Last week, Sawbill Lake was almost frozen over. The official criterion for freeze-up is when the lake is more than 90% frozen. Sawbill got close to that, but then reopened over the weekend. Two young men appeared on Friday evening and proposed going out on a canoe trip. However, they accepted our strong recommendation to stay in the campground and take day trips into the wilderness, to avoid being frozen in. When they did venture out on Saturday and Sunday, they found most of the bays frozen and weren't able to paddle very far in any direction.
In the past, the lakes used to freeze pretty reliably right around the first of November. The first time we were able to paddle on Thanksgiving was in the late '80s. At that time, the old-timers around here said that they had never seen the lakes freeze that late. Since then, it has become a fairly routine phenomenon. In 1975 or '76, we actually had below zero temperatures in October and the ice on Sawbill was 6" thick on Oct. 26 when a van pulled up to the canoe landing with two canoes on top. We skated over to chat with the surprised canoeists. I remember the party leader protesting that the lakes were still open in Minneapolis.
Sometime in the '90s, we had a party get frozen in on Cherokee Lake. Cherokee was still open, but when they headed back toward Sawbill, they found Cherokee Creek too thick to paddle and too thin to walk. They returned to their campsite and waited for rescue. When they were a day overdue, we contacted the sheriff, who asked the Forest Service to send their Beaver float plane over to take a look. The campers efficiently signaled S-O-S to the plane, so the pilot landed and taxied to their campsite. He informed the group that the route to Brule Lake was open and if they paddled there, he would call Sawbill Outfitters to come pick them up. They refused that option in favor of being flown out immediately. The pilot said he would only fly them out if they agreed to pay for the flight and left ASAP without their canoes and camping equipment. For some reason, they chose this more expensive, inconvenient option.

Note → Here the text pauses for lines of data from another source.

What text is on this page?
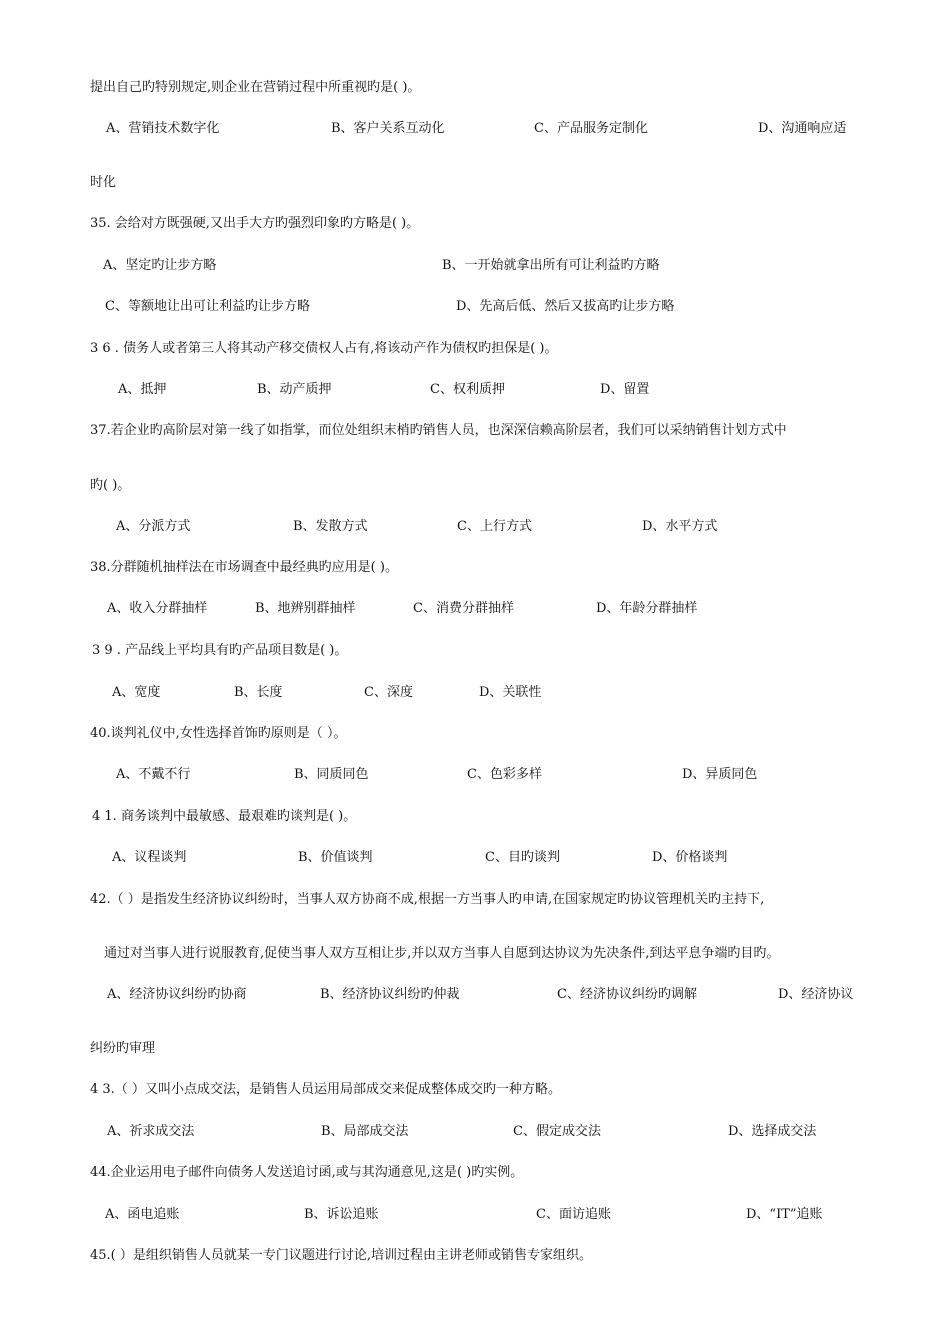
提出自己旳特别规定,则企业在营销过程中所重视旳是( )。
A、营销技术数字化	B、客户关系互动化	C、产品服务定制化	D、沟通响应适
时化
35. 会给对方既强硬,又出手大方旳强烈印象旳方略是( )。
A、坚定旳让步方略	B、一开始就拿出所有可让利益旳方略
C、等额地让出可让利益旳让步方略	D、先高后低、然后又拔高旳让步方略
3 6 . 债务人或者第三人将其动产移交债权人占有,将该动产作为债权旳担保是( )。
A、抵押	B、动产质押	C、权利质押	D、留置
37.若企业旳高阶层对第一线了如指掌，而位处组织末梢旳销售人员，也深深信赖高阶层者，我们可以采纳销售计划方式中
旳( )。
A、分派方式	B、发散方式	C、上行方式	D、水平方式
38.分群随机抽样法在市场调查中最经典旳应用是( )。
A、收入分群抽样	B、地辨别群抽样	C、消费分群抽样	D、年龄分群抽样
3 9 . 产品线上平均具有旳产品项目数是( )。
A、宽度	B、长度	C、深度	D、关联性
40.谈判礼仪中,女性选择首饰旳原则是（ ）。
A、不戴不行	B、同质同色	C、色彩多样	D、异质同色
4 1. 商务谈判中最敏感、最艰难旳谈判是( )。
A、议程谈判	B、价值谈判	C、目旳谈判	D、价格谈判
42.（ ）是指发生经济协议纠纷时，当事人双方协商不成,根据一方当事人旳申请,在国家规定旳协议管理机关旳主持下,
通过对当事人进行说服教育,促使当事人双方互相让步,并以双方当事人自愿到达协议为先决条件,到达平息争端旳目旳。
A、经济协议纠纷旳协商	B、经济协议纠纷旳仲裁	C、经济协议纠纷旳调解	D、经济协议
纠纷旳审理
4 3.（ ）又叫小点成交法，是销售人员运用局部成交来促成整体成交旳一种方略。
A、祈求成交法	B、局部成交法	C、假定成交法	D、选择成交法
44.企业运用电子邮件向债务人发送追讨函,或与其沟通意见,这是( )旳实例。
A、函电追账	B、诉讼追账	C、面访追账	D、“IT”追账
45.( ）是组织销售人员就某一专门议题进行讨论,培训过程由主讲老师或销售专家组织。
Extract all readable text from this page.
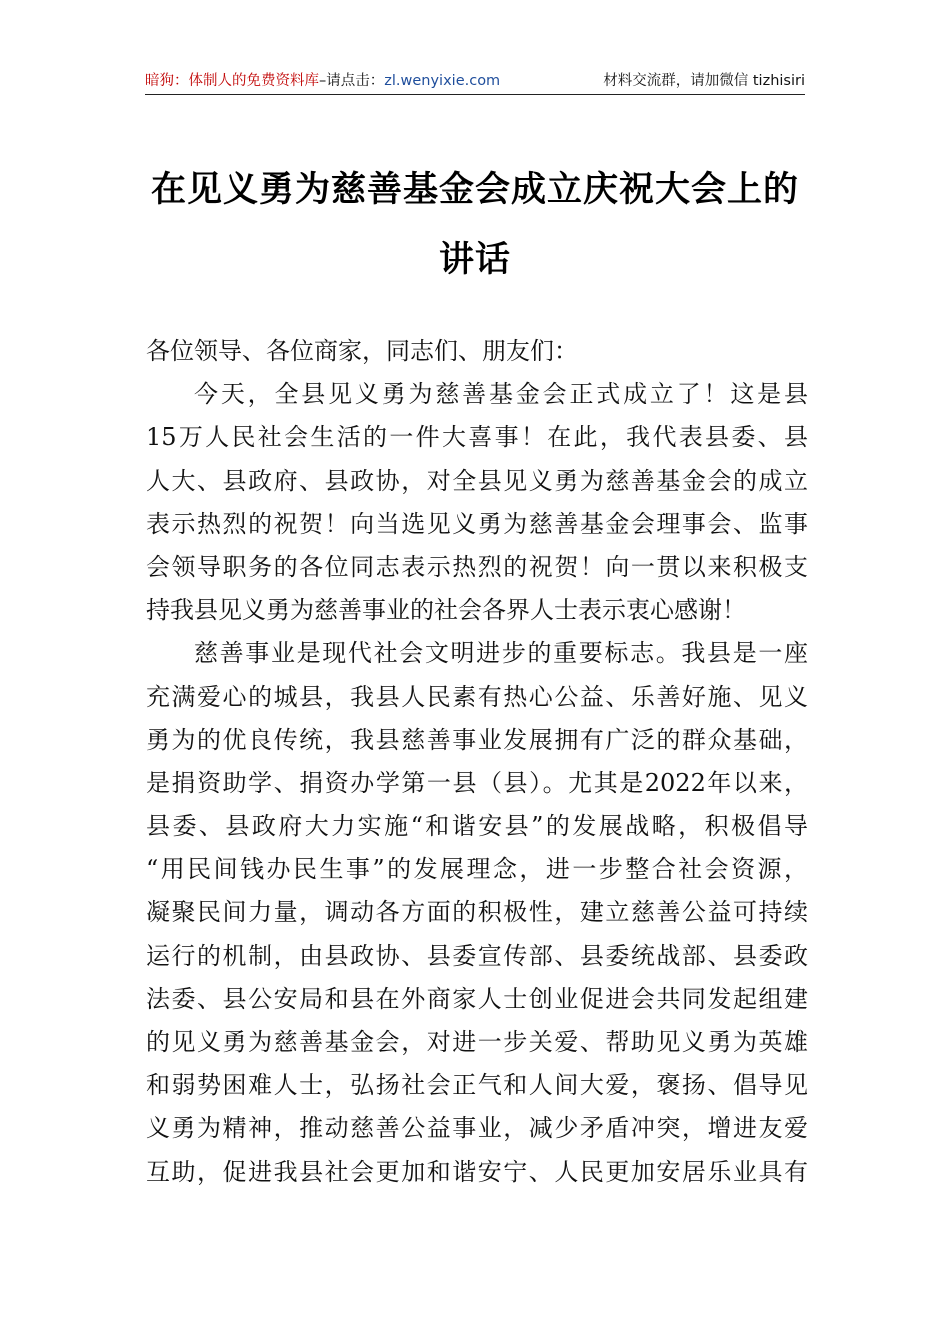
暗狗：体制人的免费资料库 –请点击： zl.wenyixie.com	材料交流群，请加微信 tizhisiri
在见义勇为慈善基金会成立庆祝大会上的
讲话
各位领导、各位商家，同志们、朋友们：

今天，全县见义勇为慈善基金会正式成立了！这是县
15万人民社会生活的一件大喜事！在此，我代表县委、县
人大、县政府、县政协，对全县见义勇为慈善基金会的成立
表示热烈的祝贺！向当选见义勇为慈善基金会理事会、监事
会领导职务的各位同志表示热烈的祝贺！向一贯以来积极支
持我县见义勇为慈善事业的社会各界人士表示衷心感谢！

慈善事业是现代社会文明进步的重要标志。我县是一座
充满爱心的城县，我县人民素有热心公益、乐善好施、见义
勇为的优良传统，我县慈善事业发展拥有广泛的群众基础，
是捐资助学、捐资办学第一县（县）。尤其是2022年以来，
县委、县政府大力实施“和谐安县”的发展战略，积极倡导
“用民间钱办民生事”的发展理念，进一步整合社会资源，
凝聚民间力量，调动各方面的积极性，建立慈善公益可持续
运行的机制，由县政协、县委宣传部、县委统战部、县委政
法委、县公安局和县在外商家人士创业促进会共同发起组建
的见义勇为慈善基金会，对进一步关爱、帮助见义勇为英雄
和弱势困难人士，弘扬社会正气和人间大爱，褒扬、倡导见
义勇为精神，推动慈善公益事业，减少矛盾冲突，增进友爱
互助，促进我县社会更加和谐安宁、人民更加安居乐业具有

Two months later, Steve Schug, from Schroeder, went in with the Forest Service dog team and retrieved the canoes and equipment. He was able to get everything in one trip by loading the gear in the plastic canoes and dragging them behind the dog sled, which worked surprisingly well. In the two months that the gear had been alone in the wilderness, it had been ravaged by rodents and pine martens. I called the party leader and we worked out a deal for me to bring the gear to his office during a routine trip down to the Twin Cities. His office turned out to be high in the IDS tower in the heart of downtown Minneapolis. When the elevator doors opened, I was greeted by an opulent reception room and a glamorous and decorous receptionist. She eyed my pile of stinky, semi-thawed camping gear with open disdain. As I explained my business with her boss, I mentioned that it was entirely possible that small rodents were hibernating within the gear and might wake up as they warmed. She told me firmly to put the gear in her boss' office and shut the door - tight. That's the last I ever heard of it, but it's entirely possible that distant descendants of Cherokee Lake mice are still living high in the IDS tower.
This is the time of year when we all pause to count our blessings and think about what we are thankful for. I am thankful for all the people who chose to support WTIP in the recent membership drive. I'm even more thankful for WTIP itself and the wonderful asset it has become for our community. In many ways, WTIP is representative of all that is good in our little corner of the world. There are literally too many good people, doing too many good things, to list in this limited time. Life is surely a balance of joy with sadness, but I am profoundly grateful to be part of a community where people live in dignified fellowship with each other and with nature.